相手の力量が読めない以上、受けからのカウンターが無難だろう。
「――始め!」
開始の合図とともに、アルタモンテ選手が双剣で高速の連撃を仕掛けてくる。
それを、私は――一本の剣だけで、すべて受け流す。
「あーっ!アルタモンテ選手の先制ラッシュ、
鉄仮面――ティア選手、これをなんと剣一本で軽々と受けているーッ!」
……だからその呼び方、やめてってば。
攻撃に転じようとしたその瞬間、アルタモンテ選手はすかさず距離をとった。
――なるほど、なかなかいい勘をしている。
そして――アルタモンテ選手が私に声をかけてきた。
「まさか、無名の中にこれほどの実力者がいたなんて……。
あの攻撃を、あれほどの余裕で防がれるとは、思いもしませんでしたわ。
……本当は、まだ隠しておきたかったのですけど――仕方ありませんね」
そう言うと彼女は、静かに構えの姿勢を取った。
左手の剣は切っ先をこちらに向け、右手の剣は高く振り上げる――まさに、二刀流らしい、隙のない構え。
……うん、やっぱり二刀流はかっこいい
と思ったのも束の間。
私の背後に、魔力の気配が二つ――
これは……風の刃の魔法。
私は気づかれないように、こっそりとアンチマジックシールドを展開する。
「四刃乱舞」
四方から、一斉に襲いかかる風の刃と斬撃。
「これはアルタモンテ選手の必殺技か!?」
場内がどよめく中、私は――
あくまで“受けるために必要な”最低限の速度で剣を振るう。
とはいえ、相手の技は相当なもので、普通ではない速度が要求された。
背後の風の刃は、アンチマジックシールドがあれば問題ない……けれど、念のため、避ける動作を取りつつ、目の前の本命の双剣へ意識を集中させる。
タイミングを見計らい――
カンッカンッ!
二本の剣を、ほぼ同時に、対象方向へ強く弾く。
その瞬間、アルタモンテ選手の体勢が崩れた。両手を開いた形になり、一瞬、動きが止まる。

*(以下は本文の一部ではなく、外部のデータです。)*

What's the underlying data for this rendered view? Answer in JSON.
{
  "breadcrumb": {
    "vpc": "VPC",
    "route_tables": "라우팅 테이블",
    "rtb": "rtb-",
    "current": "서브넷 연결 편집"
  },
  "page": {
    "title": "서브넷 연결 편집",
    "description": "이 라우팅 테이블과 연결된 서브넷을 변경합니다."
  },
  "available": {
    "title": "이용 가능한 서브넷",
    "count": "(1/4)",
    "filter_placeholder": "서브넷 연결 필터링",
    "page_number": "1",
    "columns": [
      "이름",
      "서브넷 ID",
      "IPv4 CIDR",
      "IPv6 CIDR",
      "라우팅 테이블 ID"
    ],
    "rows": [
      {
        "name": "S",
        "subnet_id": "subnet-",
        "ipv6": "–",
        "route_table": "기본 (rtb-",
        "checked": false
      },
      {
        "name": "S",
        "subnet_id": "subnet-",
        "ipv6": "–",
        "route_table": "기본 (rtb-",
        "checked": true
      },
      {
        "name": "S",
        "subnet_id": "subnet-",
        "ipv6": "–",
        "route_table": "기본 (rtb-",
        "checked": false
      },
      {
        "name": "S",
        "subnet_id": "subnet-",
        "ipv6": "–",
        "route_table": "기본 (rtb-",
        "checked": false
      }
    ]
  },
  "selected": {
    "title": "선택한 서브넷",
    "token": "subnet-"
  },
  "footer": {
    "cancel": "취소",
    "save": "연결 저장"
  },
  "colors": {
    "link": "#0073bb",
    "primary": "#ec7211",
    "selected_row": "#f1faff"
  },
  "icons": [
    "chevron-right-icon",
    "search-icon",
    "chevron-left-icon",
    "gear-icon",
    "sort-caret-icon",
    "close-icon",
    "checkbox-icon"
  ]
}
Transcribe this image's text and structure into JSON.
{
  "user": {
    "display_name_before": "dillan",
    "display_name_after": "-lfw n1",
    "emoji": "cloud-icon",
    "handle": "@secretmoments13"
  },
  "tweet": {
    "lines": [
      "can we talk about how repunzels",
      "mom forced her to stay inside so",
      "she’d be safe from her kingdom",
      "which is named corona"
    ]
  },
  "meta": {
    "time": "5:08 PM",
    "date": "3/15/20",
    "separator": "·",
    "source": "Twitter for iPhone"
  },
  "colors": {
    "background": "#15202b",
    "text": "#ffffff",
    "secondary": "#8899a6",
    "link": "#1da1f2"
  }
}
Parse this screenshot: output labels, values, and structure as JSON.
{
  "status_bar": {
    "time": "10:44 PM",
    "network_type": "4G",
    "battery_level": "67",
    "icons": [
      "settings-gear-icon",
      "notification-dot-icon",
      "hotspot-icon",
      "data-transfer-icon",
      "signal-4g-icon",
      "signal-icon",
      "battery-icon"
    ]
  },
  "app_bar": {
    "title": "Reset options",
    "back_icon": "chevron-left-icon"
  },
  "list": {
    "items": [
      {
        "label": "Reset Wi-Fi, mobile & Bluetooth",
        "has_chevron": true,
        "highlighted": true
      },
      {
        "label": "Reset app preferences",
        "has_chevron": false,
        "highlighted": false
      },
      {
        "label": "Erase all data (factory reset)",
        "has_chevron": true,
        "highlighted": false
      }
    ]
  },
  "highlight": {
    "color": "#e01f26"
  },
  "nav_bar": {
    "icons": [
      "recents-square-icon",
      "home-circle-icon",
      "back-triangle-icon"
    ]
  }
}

そこに――私は一歩踏み込み、剣の切っ先を彼女の首元に軽く当てた。
「……参りました」
「――そこまで!」
「鉄仮面ティア選手、勝利です!
私には何が起こったのか正直わかりませんでしたが……
ティア選手、ほぼ立ち位置を変えずに アルタモンテ選手を撃破!
これは……間違いなく、本大会のダークホースと言えるでしょう!」
私は控室に戻った。
「お疲れ様」 迎えてくれたのは、チームメンバーのフォーリアさんとジュールさんだ。
「改めてティア様の強さを思い知りました」 フォーリアさんがそう声をかけてくれた。
このあとは、ヴェルティーソ高等学園第一チームの試合。私たちは皆で応援したが、残念ながら敗退してしまった。
試合後、ルーカス会長が手の甲を骨折していることに気づく。骨が少し歪んだままくっつきそうだったので声をかけた。
「ルーカス会長、手の具合、違和感などはありませんか?」
「ん? どうした急に。まあ、ないとは言わんが……ケガしてるからな、よくわからん」
「私の見立てでは、少し骨の位置がずれているように見えます。よろしければ、治しましょうか?」
「君がか?」
「ええ、私、光神官でもありますので」
「ほう……では、頼む」
「ヒール」
そう言いながら、いつものようにエクストラヒールをかけ、正常な形に戻しておいた。
「……確かに、嫌な感じが消えてる。ありがとう」
その後、ルーカス会長がぽつりとつぶやいた。
「黒の聖女……」
その二つ名。ドライステーロ王国で噂になっていたものだ。ルーカス会長はあの国の王子か......。
……ここは聞かなかったことにしよう。
私はそそくさと、その場を離れた。